From that starting point, “our motivation really is to back up and focus on these legacy emissions-intensive, trade-exposed sectors and figure how we make them competitive in the green markets of the future, where buyers increasingly care about the carbon content of traded goods and their carbon footprint,” Cosbey told The Energy Mix.
It may not be easy for C3 to make its case at a time when political alignments are shifting in Canada, at both the federal and provincial levels, he added. “But the one thing we have going for us is that this is not just about the environment. It’s also fundamentally about how you keep these sectors competitive. And that boils down to jobs, it boils down to investment, it boils down to keeping communities thriving, and that has resonance with every political stripe. It’s not going to be an easy sell for everybody, but that’s our angle.”

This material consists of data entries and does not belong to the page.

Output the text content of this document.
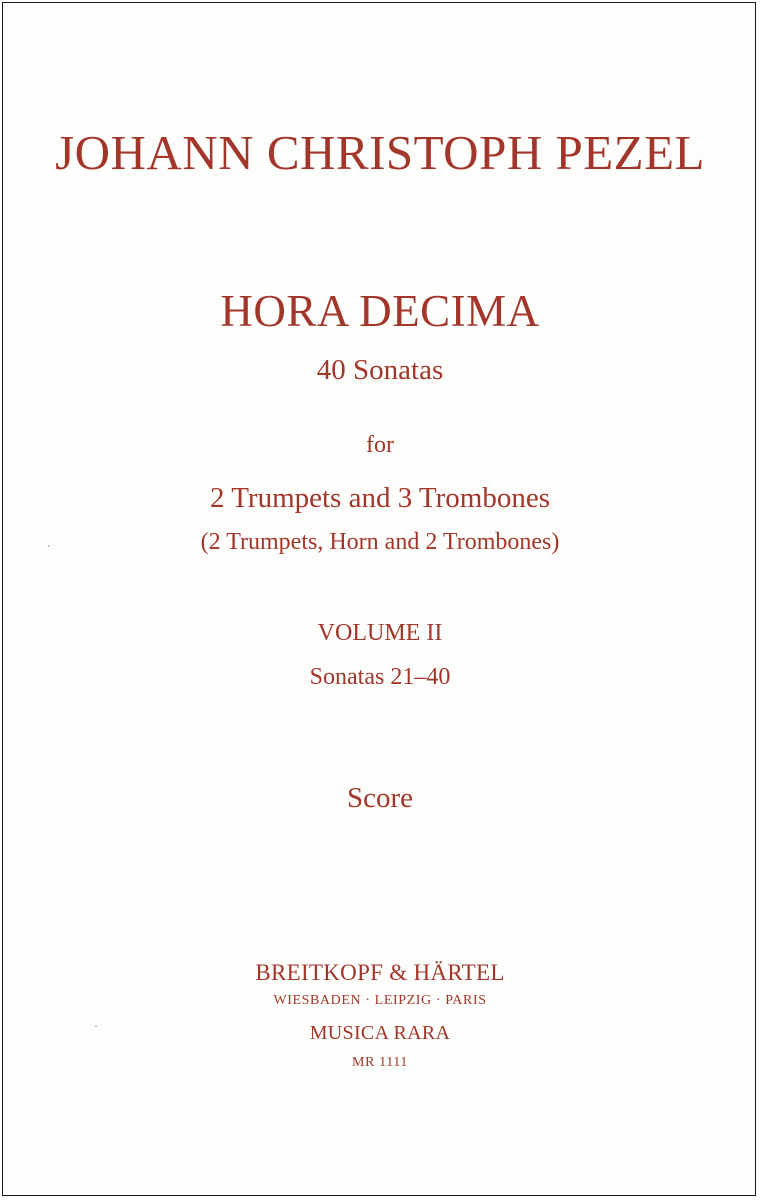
JOHANN CHRISTOPH PEZEL
HORA DECIMA
40 Sonatas
for
2 Trumpets and 3 Trombones
(2 Trumpets, Horn and 2 Trombones)
VOLUME II
Sonatas 21–40
Score
BREITKOPF & HÄRTEL
WIESBADEN · LEIPZIG · PARIS
MUSICA RARA
MR 1111
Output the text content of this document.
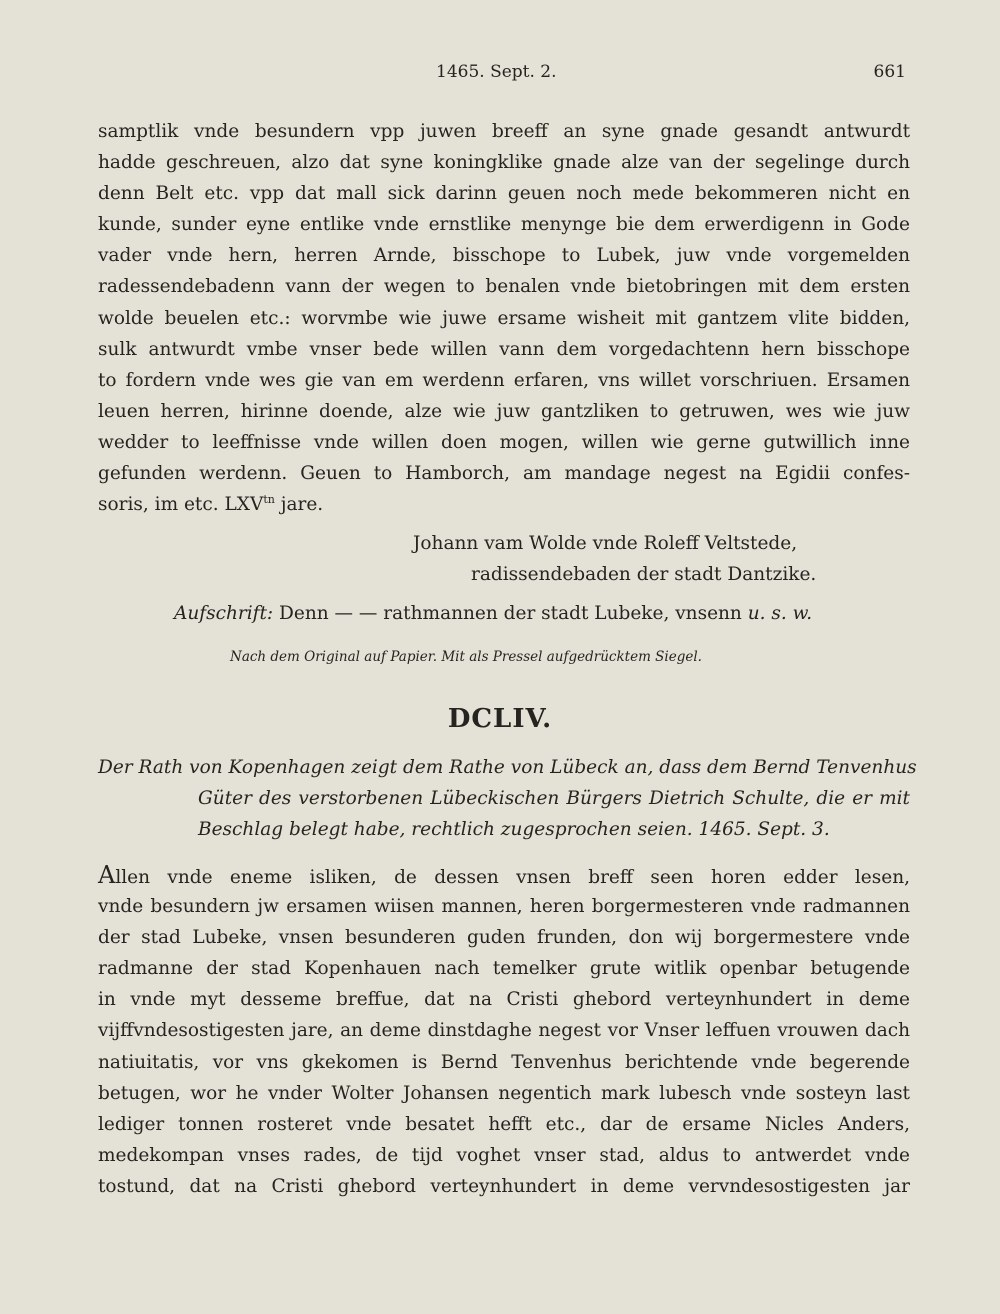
1465. Sept. 2.	661
samptlik vnde besundern vpp juwen breeff an syne gnade gesandt antwurdt
hadde geschreuen, alzo dat syne koningklike gnade alze van der segelinge durch
denn Belt etc. vpp dat mall sick darinn geuen noch mede bekommeren nicht en
kunde, sunder eyne entlike vnde ernstlike menynge bie dem erwerdigenn in Gode
vader vnde hern, herren Arnde, bisschope to Lubek, juw vnde vorgemelden
radessendebadenn vann der wegen to benalen vnde bietobringen mit dem ersten
wolde beuelen etc.: worvmbe wie juwe ersame wisheit mit gantzem vlite bidden,
sulk antwurdt vmbe vnser bede willen vann dem vorgedachtenn hern bisschope
to fordern vnde wes gie van em werdenn erfaren, vns willet vorschriuen. Ersamen
leuen herren, hirinne doende, alze wie juw gantzliken to getruwen, wes wie juw
wedder to leeffnisse vnde willen doen mogen, willen wie gerne gutwillich inne
gefunden werdenn. Geuen to Hamborch, am mandage negest na Egidii confes-
soris, im etc. $LXV^{tn}$ jare.
Johann vam Wolde vnde Roleff Veltstede,
radissendebaden der stadt Dantzike.
Aufschrift: Denn — — rathmannen der stadt Lubeke, vnsenn u. s. w.
Nach dem Original auf Papier. Mit als Pressel aufgedrücktem Siegel.
DCLIV.
Der Rath von Kopenhagen zeigt dem Rathe von Lübeck an, dass dem Bernd Tenvenhus
Güter des verstorbenen Lübeckischen Bürgers Dietrich Schulte, die er mit
Beschlag belegt habe, rechtlich zugesprochen seien. 1465. Sept. 3.
Allen vnde eneme isliken, de dessen vnsen breff seen horen edder lesen,
vnde besundern jw ersamen wiisen mannen, heren borgermesteren vnde radmannen
der stad Lubeke, vnsen besunderen guden frunden, don wij borgermestere vnde
radmanne der stad Kopenhauen nach temelker grute witlik openbar betugende
in vnde myt desseme breffue, dat na Cristi ghebord verteynhundert in deme
vijffvndesostigesten jare, an deme dinstdaghe negest vor Vnser leffuen vrouwen dach
natiuitatis, vor vns gkekomen is Bernd Tenvenhus berichtende vnde begerende
betugen, wor he vnder Wolter Johansen negentich mark lubesch vnde sosteyn last
lediger tonnen rosteret vnde besatet hefft etc., dar de ersame Nicles Anders,
medekompan vnses rades, de tijd voghet vnser stad, aldus to antwerdet vnde
tostund, dat na Cristi ghebord verteynhundert in deme vervndesostigesten jar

Over the short and medium term, C3’s approach is rooted in industrial carbon pricing systems that have so far delivered the lion’s share of the climate benefit from any pricing mechanisms in Canada. “With a change in [federal] government, we won’t see a consumer price. That’s gone instantly. What we don’t know yet is what the opposition [in the House of Commons] is currently thinking about industrial carbon pricing,” Cosbey said. “Our hope is that we have some kind of convincing power in favour of keeping the industrial carbon pricing mechanisms, because that decision hasn’t been made yet.”
Looking at carbon competitiveness through an international lens, Cosbey said it’s obvious that Canada isn’t the only country grappling with the issue. The European Union has launched a carbon border adjustment mechanism (CBAM) to protect domestic industries while they decarbonize. The United States has subsidized (mostly) clean technologies through the Biden-Harris administration’s Inflation Reduction Act and Infrastructure Investment and Jobs Act. The two big trading partners are negotiating GHG intensity standards for steel and aluminium. And an industrial decarbonization initiative first launched by the G7 has now drawn support from 43 countries.
“At the global level, there’s an accelerating trend toward collaboration in this space,” Cosbey said, and “to the extent we can move the global community toward agreement on GHG intensity standards, we’ll have lessened our domestic risk of leakage and increased the markets for our green goods.”
A day after the C3 release, Toronto-based Clean Prosperity published [pdf] an open letter along with 12 major industrial associations and firms, urging provinces to embrace industrial carbon pricing as the “backbone of decarbonization across this country.” Signatories included Alberta’s Industrial Heartland Association, Canadian Manufacturers & Exporters, the Canadian Renewable Energy Association, the Canadian Steel Producers Association, Carbon Removal Canada, the Cement Association of Canada, the Chemistry Industry Association of Canada, Clean Prosperity, Enhance Energy, Heidelberg Materials, Kiwetinohk Energy, Itoa Energy, and Lafarge.
“We write to raise concerns about how provincial carbon markets work together, or rather how they do not,” the letter stated. “The disconnect across nine different markets makes it harder to invest in major projects in Canada. It is holding back capital, economic growth, jobs, and decarbonization. We need to act now to fix this.”
“The push comes at a pivotal moment for Canada’s industrial decarbonization strategies because of the possibility of a federal election soon,” writes Globe and Mail climate columnist Adam Radwanski. “The opposition Conservatives, who hold a large lead in opinion polls, are campaigning on scrapping the consumer-facing carbon price. But they have been non-committal on whether they would maintain requirements for provinces to price heavy industrial emitters—giving impetus to supporters of the industrial system to try to strengthen it before the campaign starts.”